The mixing of these two go hand-in-hand throughout the film.  Even when the story fragments between the three acts, what keep the film together are these two things and the strong prescene of Streep.  From the first act, we get introduced to Ricki and her current struggles.  After a certain phone call, Ricki travels back home to her family (that she left), and must find a way to reconnect with her Ex-Husband and three children.  She comes back to help her daughter; who is facing an unlikely divorce.  Through all these rekindling, there’s a lot of grounded sensations.  This is built through slick dialogue, awkward humor and the common struggles of a dysfunctional family.  There are some parts of this ‘drama’ that are stronger than others, but overall it is enough for you to see the flaws in endear the moments that happen with these characters.  As the film builds upon its characters, family drama and the subtle hints of the themes, it then hits a weird momentum wall.  All that was built gets shifted, flipping the family drama to a ‘pseudo’ character tale.  The sudden shift kind of blankets everything built up within the characters, but the focal point being on Ricki doesn’t unhinge the pace.  When she flies back to Los Angeles and goes back to her current life, she is faced with a lot of hard decision, personal struggles and a general ‘retrospective’ of her current lifestyle.  In the second act, there is a montage of progressive musical numbers that is mixed in between some exposition and a forced love story.  The great building up of the Ricki character helps you see a complexion of deeper social themes, but just enough to create a dynamic of who Ricki is and why she is struggling inside.  The film then threads back to the ‘family drama’ in the third act, leading us to a wedding that blends the style of ‘musical’ aspects with a ‘happily ever after’ situation.  Within the climax, there is a big musical number, some dancing and a ‘feel good’ montage.  This kind of ending is predictable and cheesy, but it helps wrap up the characters, storylines and the ‘redemption’ angle for the main character, Ricki.

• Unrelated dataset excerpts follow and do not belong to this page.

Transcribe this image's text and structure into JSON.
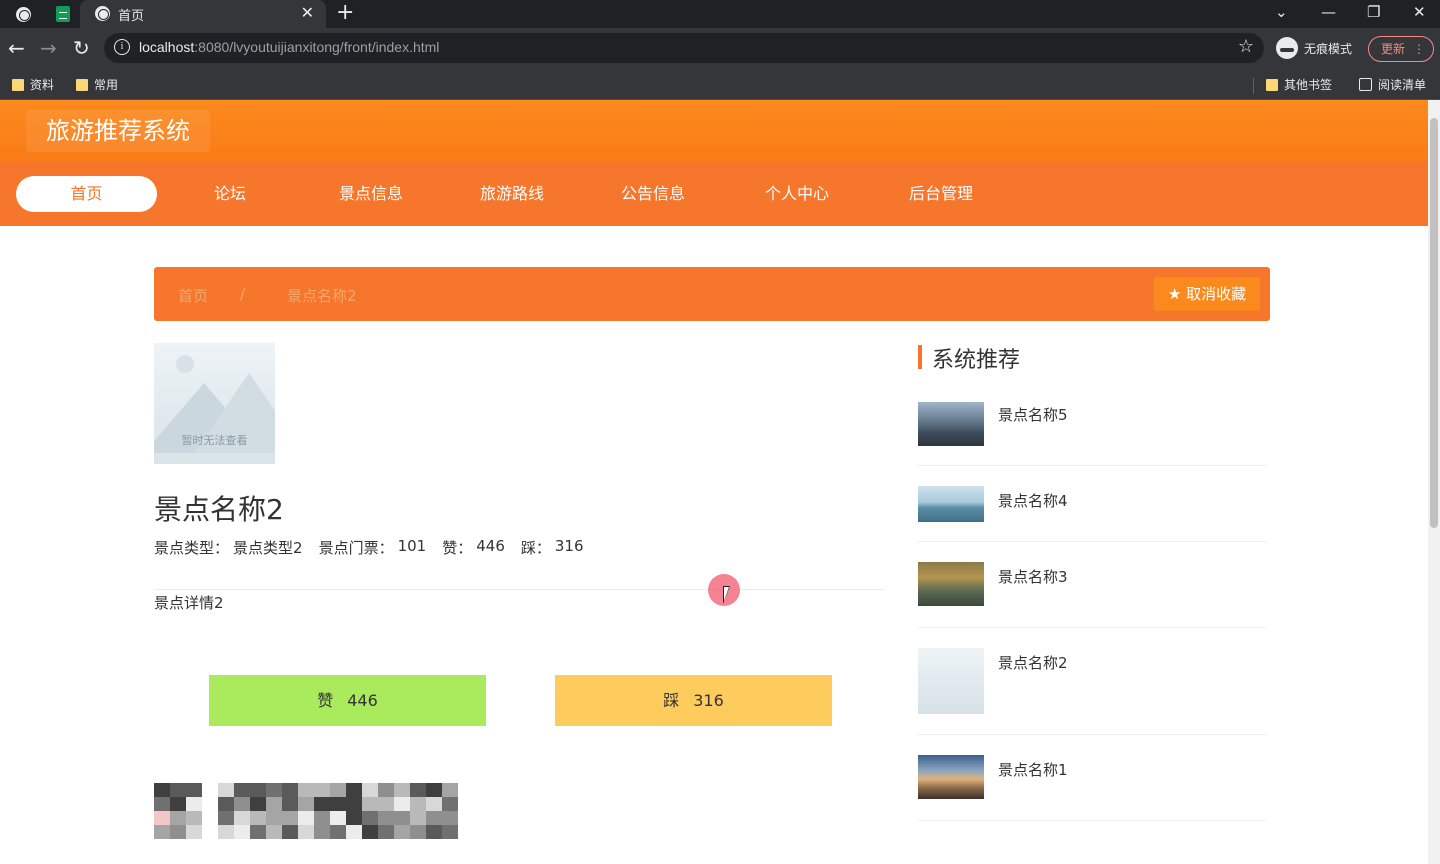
{
  "browser": {
    "tab_title": "首页",
    "url_host": "localhost",
    "url_rest": ":8080/lvyoutuijianxitong/front/index.html",
    "incognito_label": "无痕模式",
    "update_label": "更新",
    "bookmarks": [
      "资料",
      "常用"
    ],
    "other_bookmarks": "其他书签",
    "reading_list": "阅读清单"
  },
  "site": {
    "title": "旅游推荐系统",
    "nav": [
      "首页",
      "论坛",
      "景点信息",
      "旅游路线",
      "公告信息",
      "个人中心",
      "后台管理"
    ]
  },
  "breadcrumb": {
    "home": "首页",
    "separator": "/",
    "current": "景点名称2",
    "favorite_button": "★ 取消收藏"
  },
  "detail": {
    "placeholder_text": "暂时无法查看",
    "name": "景点名称2",
    "type_label": "景点类型：",
    "type_value": "景点类型2",
    "ticket_label": "景点门票：",
    "ticket_value": "101",
    "like_label": "赞：",
    "like_value": "446",
    "dislike_label": "踩：",
    "dislike_value": "316",
    "description": "景点详情2",
    "like_button_label": "赞",
    "like_button_count": "446",
    "dislike_button_label": "踩",
    "dislike_button_count": "316"
  },
  "recommend": {
    "title": "系统推荐",
    "items": [
      {
        "name": "景点名称5"
      },
      {
        "name": "景点名称4"
      },
      {
        "name": "景点名称3"
      },
      {
        "name": "景点名称2"
      },
      {
        "name": "景点名称1"
      }
    ]
  },
  "colors": {
    "header_orange": "#fb8a1e",
    "nav_orange": "#f6762c",
    "like_green": "#a9eb5c",
    "dislike_yellow": "#fecb5d"
  }
}
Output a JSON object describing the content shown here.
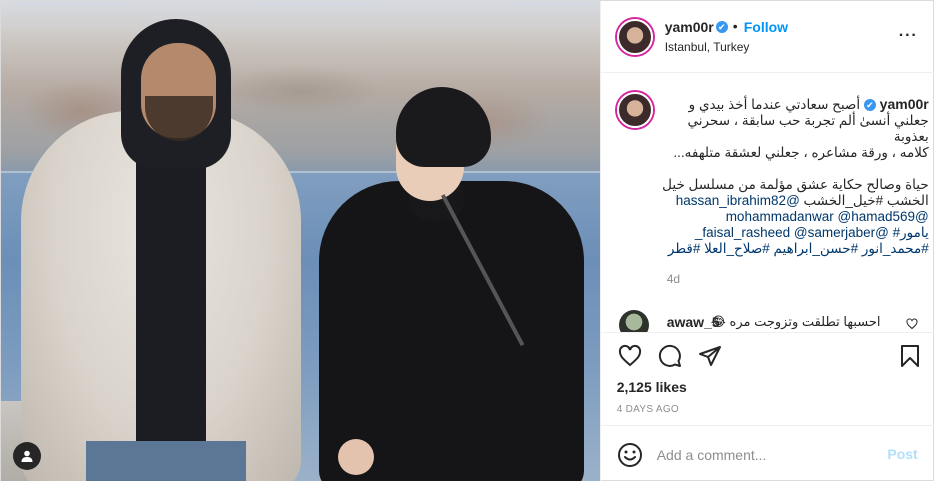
{
  "post": {
    "user": {
      "username": "yam00r",
      "verified_mark": "✔",
      "separator": "•",
      "follow_label": "Follow",
      "location": "Istanbul, Turkey"
    },
    "more_icon": "···",
    "caption": {
      "username": "yam00r",
      "line_1": "أصبح سعادتي عندما أخذ بيدي و",
      "line_2": "جعلني أنسىٰ ألم تجربة حب سابقة ، سحرني بعذوبة",
      "line_3": "كلامه ، ورقة مشاعره ، جعلني لعشقة متلهفه...",
      "line_4": "حياة وصالح حكاية عشق مؤلمة من مسلسل خيل",
      "line_5_text": "الخشب #خيل_الخشب",
      "line_5_mention": "@hassan_ibrahim82",
      "line_6": "@mohammadanwar @hamad569",
      "line_7": "يامور# @faisal_rasheed @samerjaber_",
      "line_8": "#محمد_انور #حسن_ابراهيم #صلاح_العلا #قطر",
      "time_ago": "4d"
    },
    "comment": {
      "username": "awaw_5",
      "text": "احسبها تطلقت وتزوجت مره 😂"
    },
    "likes": "2,125 likes",
    "posted_date": "4 DAYS AGO",
    "add_comment_placeholder": "Add a comment...",
    "post_label": "Post",
    "colors": {
      "link_blue": "#0095f6",
      "text": "#262626",
      "muted": "#8e8e8e",
      "post_disabled": "#b2dffc",
      "verified": "#3897f0"
    },
    "icons": [
      "heart-icon",
      "comment-icon",
      "share-icon",
      "bookmark-icon",
      "emoji-icon",
      "user-tag-icon",
      "more-icon",
      "verified-icon"
    ]
  }
}
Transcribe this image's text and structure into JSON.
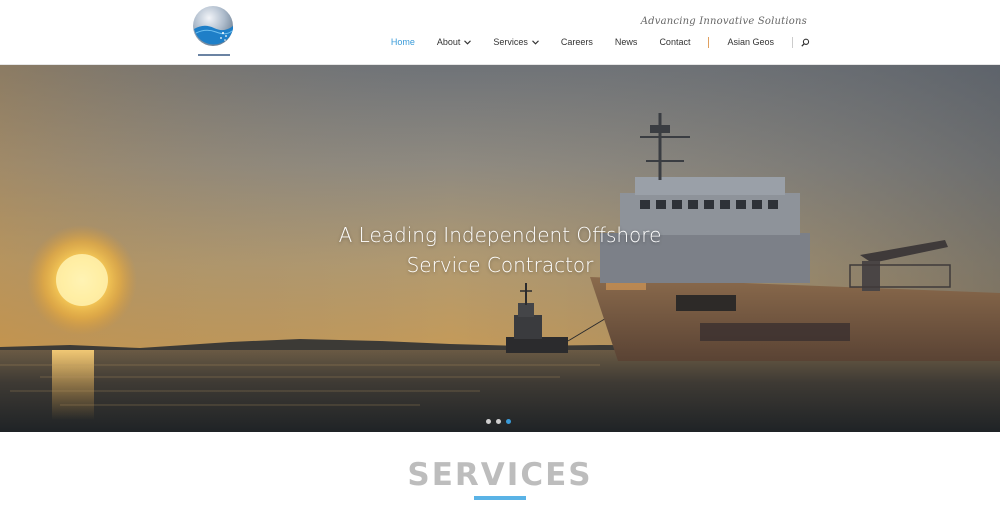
{
  "header": {
    "tagline": "Advancing Innovative Solutions",
    "nav": [
      {
        "label": "Home",
        "active": true,
        "dropdown": false
      },
      {
        "label": "About",
        "active": false,
        "dropdown": true
      },
      {
        "label": "Services",
        "active": false,
        "dropdown": true
      },
      {
        "label": "Careers",
        "active": false,
        "dropdown": false
      },
      {
        "label": "News",
        "active": false,
        "dropdown": false
      },
      {
        "label": "Contact",
        "active": false,
        "dropdown": false
      },
      {
        "label": "Asian Geos",
        "active": false,
        "dropdown": false
      }
    ],
    "icons": {
      "search": "search-icon",
      "chevron": "chevron-down-icon",
      "logo": "globe-logo"
    }
  },
  "hero": {
    "title_line1": "A Leading Independent Offshore",
    "title_line2": "Service Contractor",
    "slides": {
      "count": 3,
      "active_index": 2
    }
  },
  "services": {
    "title": "SERVICES"
  },
  "colors": {
    "accent": "#3a9bd9",
    "rule": "#5ab3e6",
    "heading_grey": "#bdbdbd",
    "separator": "#e0a060"
  }
}
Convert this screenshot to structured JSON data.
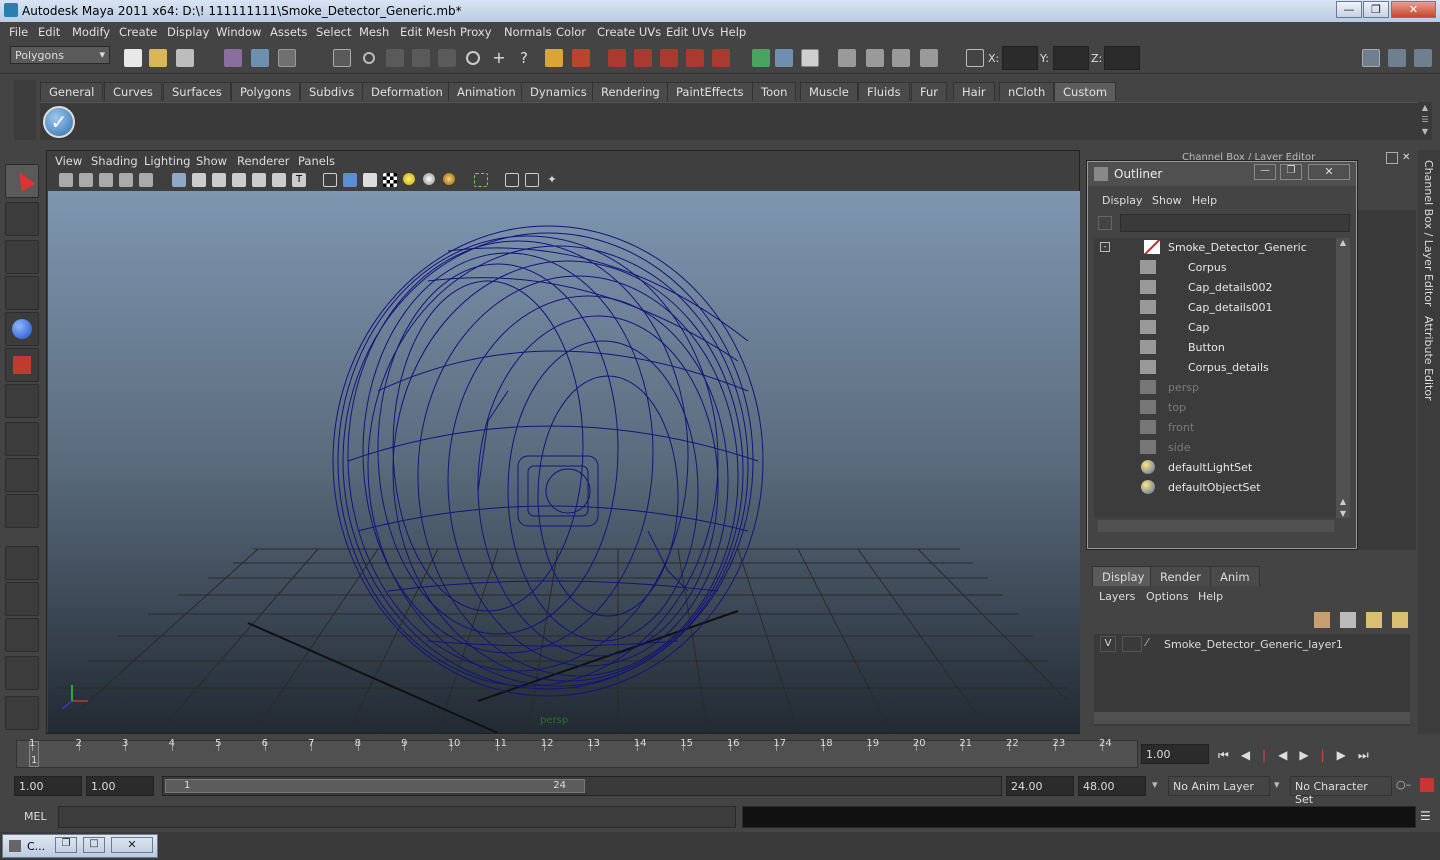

The visuals are aesthetic to the story.  The common look at familiar cities and the ‘hometown’ style for the family drama creates an attachment for the audience to the characters.  The score is a great mix of soft/slow instrumental sounds with a familiar soundtrack of current hits and old rock songs.  That blending of that ‘ageless’ sensation helps add emotional overtures to the film, leading to great scenes and musical quips.  The best part of the music is when Ricki and the Flash are playing the song.  You feel the authenticity in their singing (as it was all done by the band and Meryl Streep actually singing).

Ricki and the Flash is the middle of the road film that isn’t a spectacular triumph, but it is a wonderful experience in its own right.  This is a film that you can enjoy with family and friends.  If you’re a fan of Meryl Streep or like a good family drama styled story, this is one for you.  This is a good film to see at matinee, but nothing more than that.